Nous avons eu, Felipe et moi, notre première querelle à ce sujet. Je voulais qu'il eût la force de me tuer à trente ans, pendant mon sommeil, sans que je m'en doutasse, pour me faire entrer d'un rêve dans un autre. Le monstre n'a pas voulu. Je l'ai menacé de le laisser seul dans la vie, et il a pâli, le pauvre enfant! Ce grand ministre est devenu, ma chère, un vrai bambin. C'est incroyable tout ce qu'il cachait de jeunesse et de simplicité. Maintenant que je pense tout haut avec lui comme avec toi, que je l'ai mis à ce régime de confiance, nous nous émerveillons l'un de l'autre.
Ma chère, les deux amants, Felipe et Louise, veulent envoyer un présent à l'accouchée. Nous voudrions faire faire quelque chose qui te plût. Ainsi dis-moi franchement ce que tu désires, car nous ne donnons pas dans les surprises, à la façon des bourgeois. Nous voulons donc nous rappeler sans cesse à toi par un aimable souvenir, par une chose qui te serve tous les jours, et ne périsse point par l'usage. Notre repas le plus gai, le plus intime, le plus animé, car nous y sommes seuls, est pour nous le déjeuner; j'ai donc pensé à t'envoyer un service spécial, appelé déjeuner, dont les ornements seraient des enfants. Si tu m'approuves, réponds-moi promptement. Pour te l'apporter, il faut le commander, et les artistes de Paris sont comme des rois fainéants. Ce sera mon offrande à Lucine.
Adieu, chère nourrice, je te souhaite tous les plaisirs des mères, et j'attends avec impatience la première lettre où tu me diras bien tout, n'est-ce pas? Cet accoucheur me fait frissonner. Ce mot de la lettre de ton mari m'a sauté non pas aux yeux, mais au cœur. Pauvre Renée, un enfant coûte cher, n'est-ce pas? Je lui dirai combien il doit t'aimer, ce filleul. Mille tendresses, mon ange.
XXXI
RENÉE DE L'ESTORADE A LOUISE DE MACUMER.
Voici bientôt cinq mois que je suis accouchée, et je n'ai pas trouvé, ma chère âme, un seul petit moment pour t'écrire. Quand tu seras mère, tu m'excuseras plus pleinement que tu ne l'as fait, car tu m'as un peu punie en rendant tes lettres rares. Écris-moi, ma chère mignonne! Dis-moi tous tes plaisirs, peins-moi ton bonheur à grandes teintes, verses-y l'outremer sans craindre de m'affliger, car je suis heureuse et plus heureuse que tu ne l'imagineras jamais.
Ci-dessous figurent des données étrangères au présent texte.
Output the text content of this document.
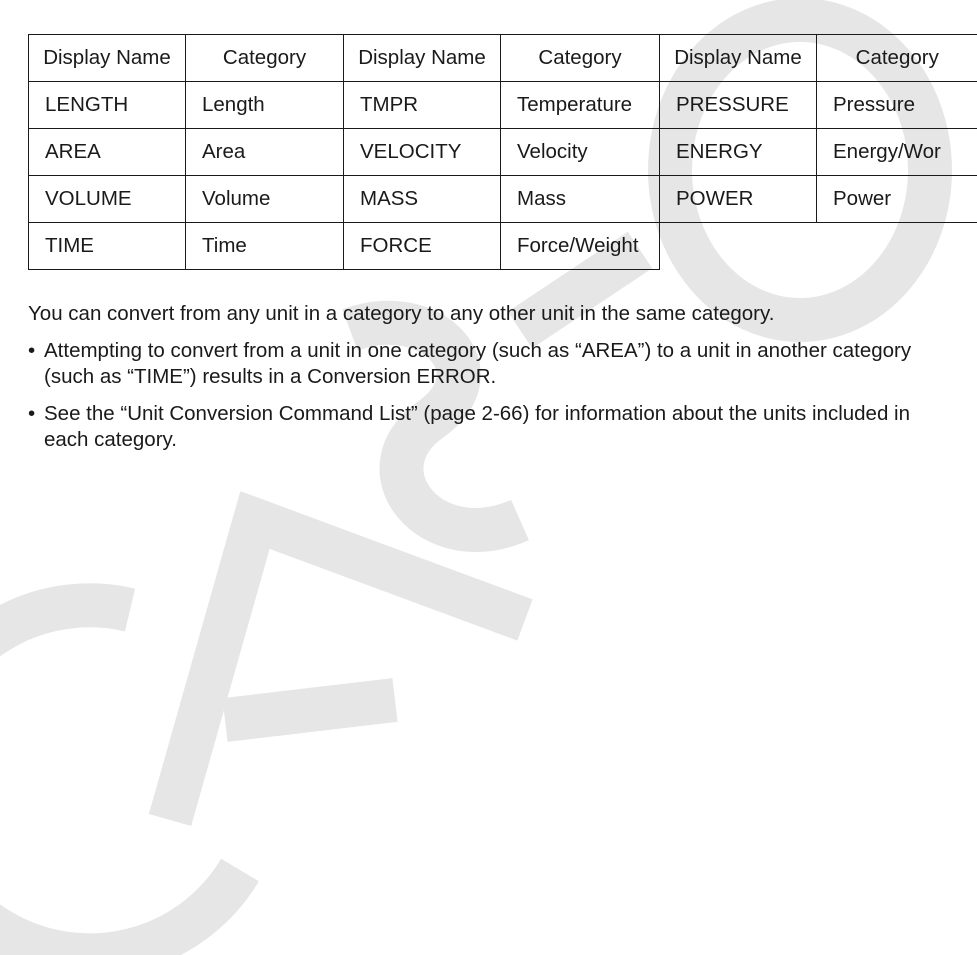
Display Name	Category	Display Name	Category	Display Name	Category
LENGTH	Length	TMPR	Temperature	PRESSURE	Pressure
AREA	Area	VELOCITY	Velocity	ENERGY	Energy/Wor
VOLUME	Volume	MASS	Mass	POWER	Power
TIME	Time	FORCE	Force/Weight		

You can convert from any unit in a category to any other unit in the same category.

• Attempting to convert from a unit in one category (such as “AREA”) to a unit in another category (such as “TIME”) results in a Conversion ERROR.
• See the “Unit Conversion Command List” (page 2-66) for information about the units included in each category.
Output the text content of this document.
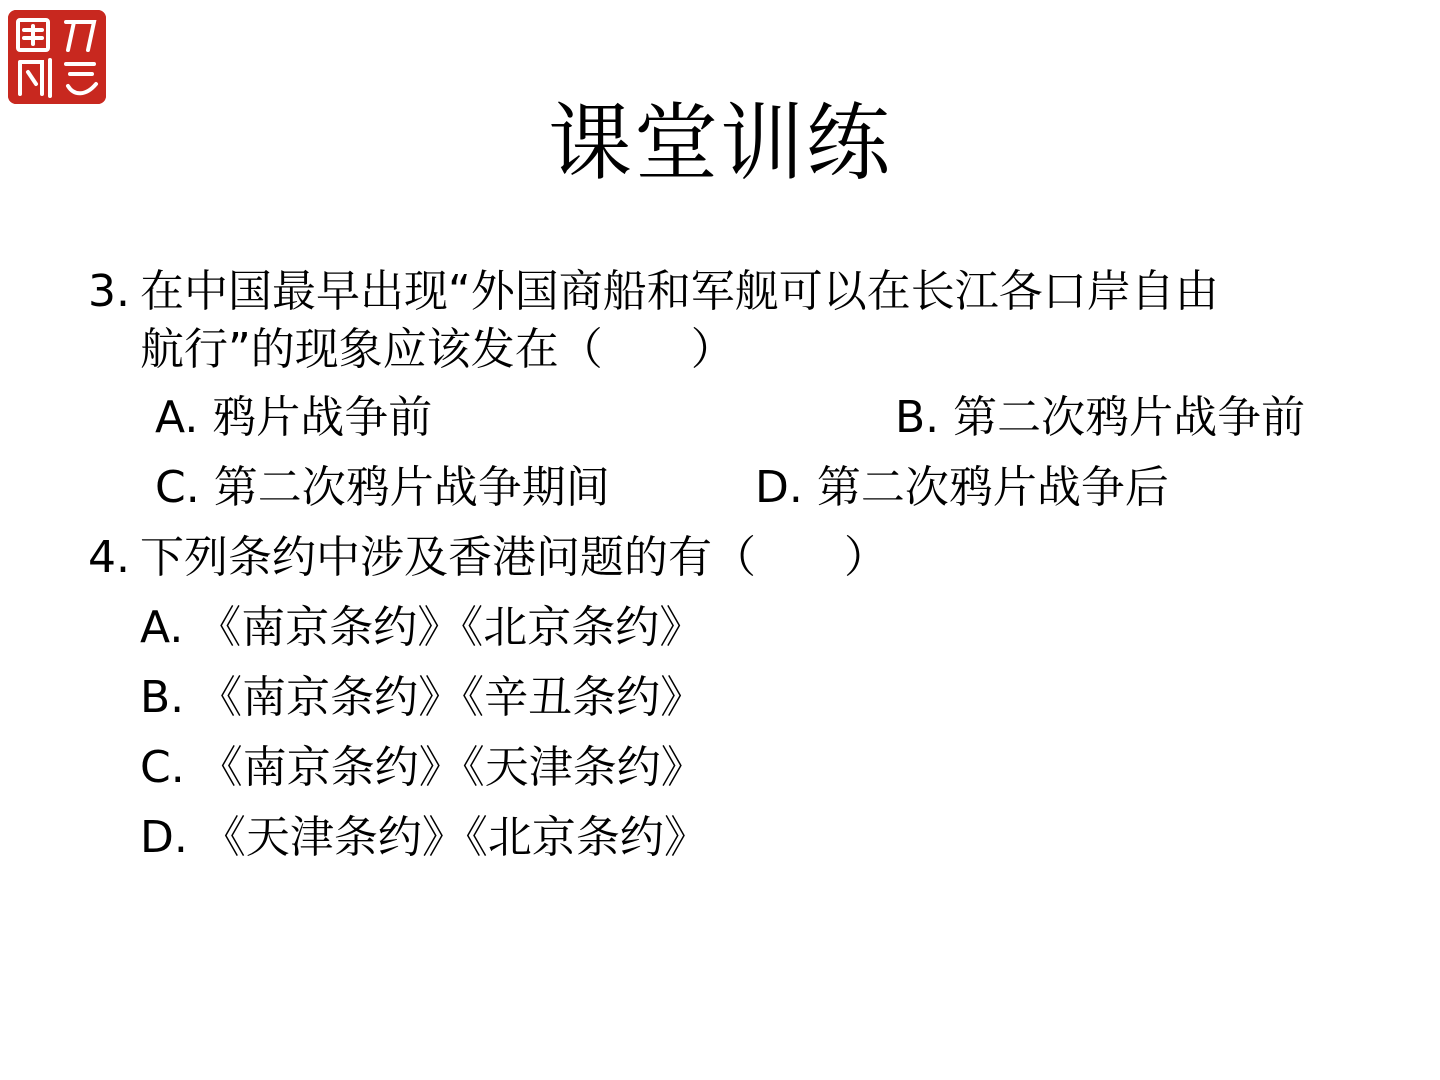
课堂训练
3. 在中国最早出现“外国商船和军舰可以在长江各口岸自由
航行”的现象应该发在（　　）
A. 鸦片战争前	B. 第二次鸦片战争前
C. 第二次鸦片战争期间	D. 第二次鸦片战争后
4. 下列条约中涉及香港问题的有（　　）
A. 《南京条约》《北京条约》
B. 《南京条约》《辛丑条约》
C. 《南京条约》《天津条约》
D. 《天津条约》《北京条约》
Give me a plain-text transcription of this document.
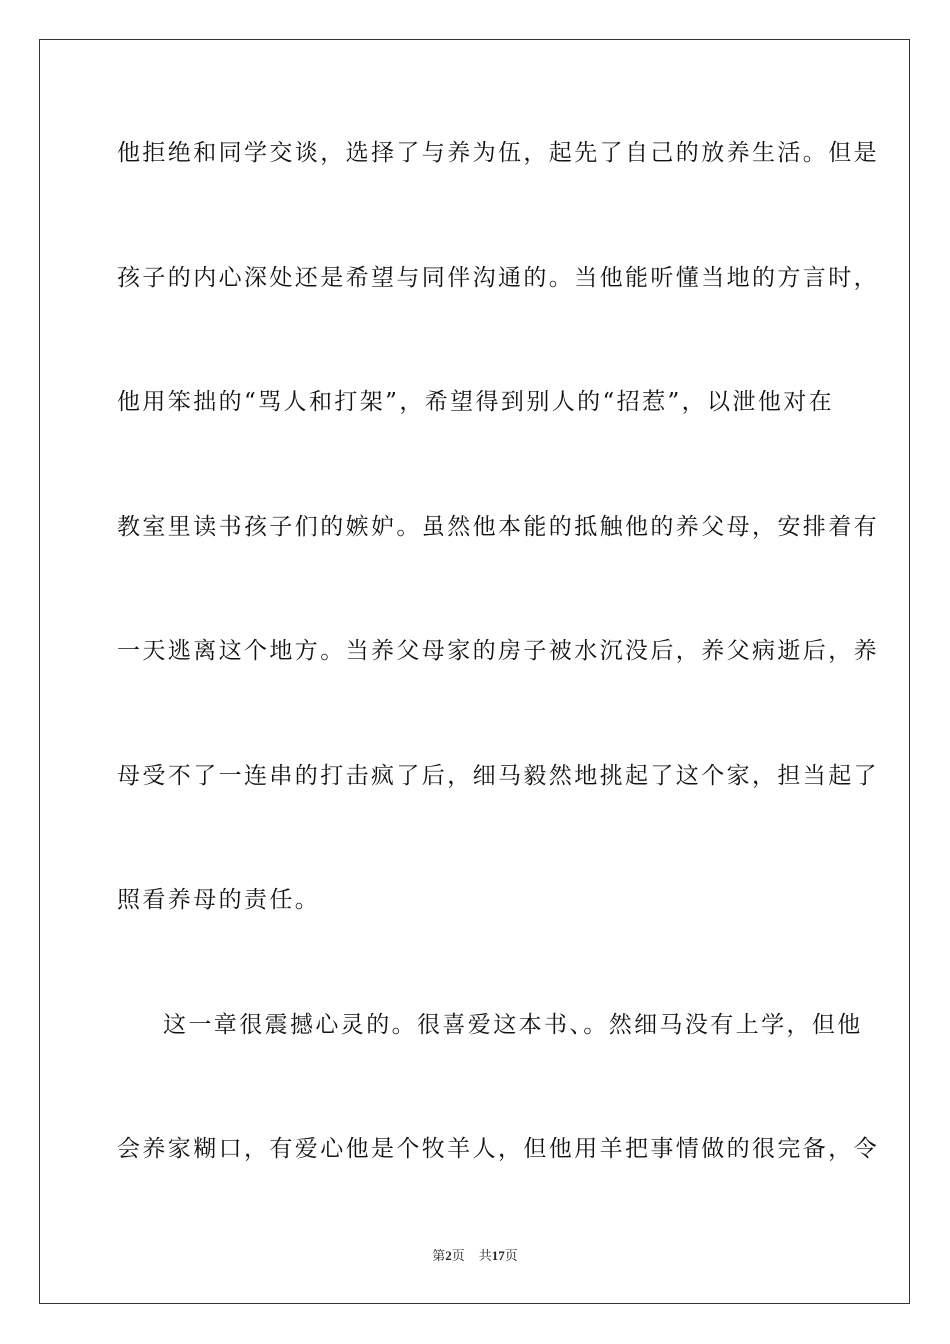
他拒绝和同学交谈，选择了与养为伍，起先了自己的放养生活。但是
孩子的内心深处还是希望与同伴沟通的。当他能听懂当地的方言时，
他用笨拙的“骂人和打架”，希望得到别人的“招惹”，以泄他对在
教室里读书孩子们的嫉妒。虽然他本能的抵触他的养父母，安排着有
一天逃离这个地方。当养父母家的房子被水沉没后，养父病逝后，养
母受不了一连串的打击疯了后，细马毅然地挑起了这个家，担当起了
照看养母的责任。
这一章很震撼心灵的。很喜爱这本书、。然细马没有上学，但他
会养家糊口，有爱心他是个牧羊人，但他用羊把事情做的很完备，令
第2页 共17页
Je suis allée à la paroisse entendre une messe de relevailles, en grande pompe, comme cela se fait dans nos vieilles familles de Provence. Les deux grands-pères, le père de Louis, le mien me donnaient le bras. Ah! jamais je ne me suis agenouillée devant Dieu dans un pareil accès de reconnaissance. J'ai tant de choses à te dire, tant de sentiments à te peindre, que je ne sais par où commencer; mais, du sein de cette confusion, s'élève un souvenir radieux, celui de ma prière à l'église!
Quand, à cette place où jeune fille, j'ai douté de la vie et de mon avenir, je me suis retrouvée métamorphosée en mère joyeuse, j'ai cru voir la Vierge de l'autel inclinant la tête et me montrant l'Enfant divin qui a semblé me sourire! Avec quelle sainte effusion d'amour céleste j'ai présenté notre petit Armand à la bénédiction du curé qui l'a ondoyé en attendant le baptême. Mais tu nous verras ensemble, Armand et moi.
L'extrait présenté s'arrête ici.